Time and place are less distinct in the linear abstractions of his Music for Strings, Percussion, and Celeste. Esa-Pekka Salonen’s beautifully heard performance began in violas so remote that it was hard to ascertain where the sound was coming from. The antiphonal gamesmanship of the two-way split of strings was as entertaining as ever and, yes, the dance went on with plucked or hammered strings (excellent solo piano) lending that Hungarian snap to the rhythms. But it was the slow drip of the xylophone and the queasy rumble of timpani glissandi that once more invoked an eeriness (cue Stanley Kubrick’s The Shining) that many have copied but none have equalled.
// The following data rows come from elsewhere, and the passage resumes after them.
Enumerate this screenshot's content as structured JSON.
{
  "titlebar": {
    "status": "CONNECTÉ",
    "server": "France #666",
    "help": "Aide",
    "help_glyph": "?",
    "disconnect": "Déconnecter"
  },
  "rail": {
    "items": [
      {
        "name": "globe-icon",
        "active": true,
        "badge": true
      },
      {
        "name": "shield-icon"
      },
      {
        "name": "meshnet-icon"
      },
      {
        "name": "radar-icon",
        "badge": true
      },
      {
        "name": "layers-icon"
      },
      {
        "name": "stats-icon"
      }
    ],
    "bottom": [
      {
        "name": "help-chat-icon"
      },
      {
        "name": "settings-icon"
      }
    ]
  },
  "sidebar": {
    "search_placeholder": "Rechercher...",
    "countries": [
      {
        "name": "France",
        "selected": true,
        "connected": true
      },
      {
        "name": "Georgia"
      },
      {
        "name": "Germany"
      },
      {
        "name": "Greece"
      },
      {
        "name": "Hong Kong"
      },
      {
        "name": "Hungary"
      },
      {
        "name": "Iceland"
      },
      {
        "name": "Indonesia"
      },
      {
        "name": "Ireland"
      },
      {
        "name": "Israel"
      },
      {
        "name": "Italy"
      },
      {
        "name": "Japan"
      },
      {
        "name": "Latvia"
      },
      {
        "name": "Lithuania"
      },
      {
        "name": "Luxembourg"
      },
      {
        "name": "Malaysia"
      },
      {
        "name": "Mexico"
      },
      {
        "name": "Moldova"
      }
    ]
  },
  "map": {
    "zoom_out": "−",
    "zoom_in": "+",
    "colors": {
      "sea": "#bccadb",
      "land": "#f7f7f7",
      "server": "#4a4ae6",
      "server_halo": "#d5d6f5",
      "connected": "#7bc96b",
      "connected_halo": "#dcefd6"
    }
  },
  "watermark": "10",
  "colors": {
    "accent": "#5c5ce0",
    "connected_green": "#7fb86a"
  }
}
The refinement of the Philharmonia strings was positively ear-pricking.
Someone once said there was nothing original about Stravinsky’s The Rite of Spring except the piece itself and Salonen’s reading was sufficiently romantic and effulgent in sound to point up those lushly impressionistic associations. His reading was big in contrasts – super-impulsive or super-expansive, super-loud or super-soft. When did you last hear the silence surrounding the single string chord of “The Sage” so pronounced and so potent. The playing was fabulously uninhibited but fabulously precisioned, too, with the frenetic “Dance of the Earth” roaring through the hall and the final hang-over of tubas reminding us that they have a crotchet where the rest of the orchestra has a quaver. The “Sacrificial Dance” really was infernal. And final. Terrific.